DecompGAIL: Learning Realistic Traffic Behaviors with Decomposed Multi-Agent Generative Adversarial Imitation Learning
Ke Guo, Haochen Liu, Xiaojun Wu, Chen Lv
TL;DR
DecompGAIL addresses the instability of multi-agent Generative Adversarial Imitation Learning in traffic settings by decomposing realism into ego–map (scene) and ego–neighbor (interaction) components, thereby suppressing weakly relevant neighbor–neighbor and neighbor–map signals. It augments this with a distance-weighted social reward within a SMART-based Transformer backbone to encourage global realism. The approach combines BC pretraining with a decomposed discriminator and social PPO fine-tuning, achieving state-of-the-art realism on the Waymo WOMD Sim Agents 2025 benchmark and exhibiting improved training stability over standard PS-GAIL. This has practical impact for safer, more reliable traffic simulation used in autonomous driving evaluation and urban planning.
Abstract
Realistic traffic simulation is critical for the development of autonomous driving systems and urban mobility planning, yet existing imitation learning approaches often fail to model realistic traffic behaviors. Behavior cloning suffers from covariate shift, while Generative Adversarial Imitation Learning (GAIL) is notoriously unstable in multi-agent settings. We identify a key source of this instability: irrelevant interaction misguidance, where a discriminator penalizes an ego vehicle's realistic behavior due to unrealistic interactions among its neighbors.

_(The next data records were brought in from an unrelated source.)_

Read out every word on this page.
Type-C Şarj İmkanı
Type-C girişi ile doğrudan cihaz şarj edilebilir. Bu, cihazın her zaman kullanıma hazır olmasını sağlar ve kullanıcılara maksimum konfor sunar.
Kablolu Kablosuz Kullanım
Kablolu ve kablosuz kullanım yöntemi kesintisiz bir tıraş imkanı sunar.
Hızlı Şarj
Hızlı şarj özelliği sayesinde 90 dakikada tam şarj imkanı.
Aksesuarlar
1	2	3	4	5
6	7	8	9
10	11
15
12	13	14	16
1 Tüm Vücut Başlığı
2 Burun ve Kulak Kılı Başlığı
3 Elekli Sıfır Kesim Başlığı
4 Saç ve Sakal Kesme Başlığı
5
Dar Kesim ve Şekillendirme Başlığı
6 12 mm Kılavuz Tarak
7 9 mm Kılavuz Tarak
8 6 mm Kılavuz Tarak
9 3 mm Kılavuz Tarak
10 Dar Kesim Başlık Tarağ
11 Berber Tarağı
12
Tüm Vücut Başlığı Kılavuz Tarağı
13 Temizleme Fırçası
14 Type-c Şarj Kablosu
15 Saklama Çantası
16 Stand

To address this, we propose Decomposed Multi-agent GAIL (DecompGAIL), which explicitly decomposes realism into ego-map and ego-neighbor components, filtering out misleading neighbor: neighbor and neighbor: map interactions. We further introduce a social PPO objective that augments ego rewards with distance-weighted neighborhood rewards, encouraging overall realism across agents. Integrated into a lightweight SMART-based backbone, DecompGAIL achieves state-of-the-art performance on the WOMD Sim Agents 2025 benchmark.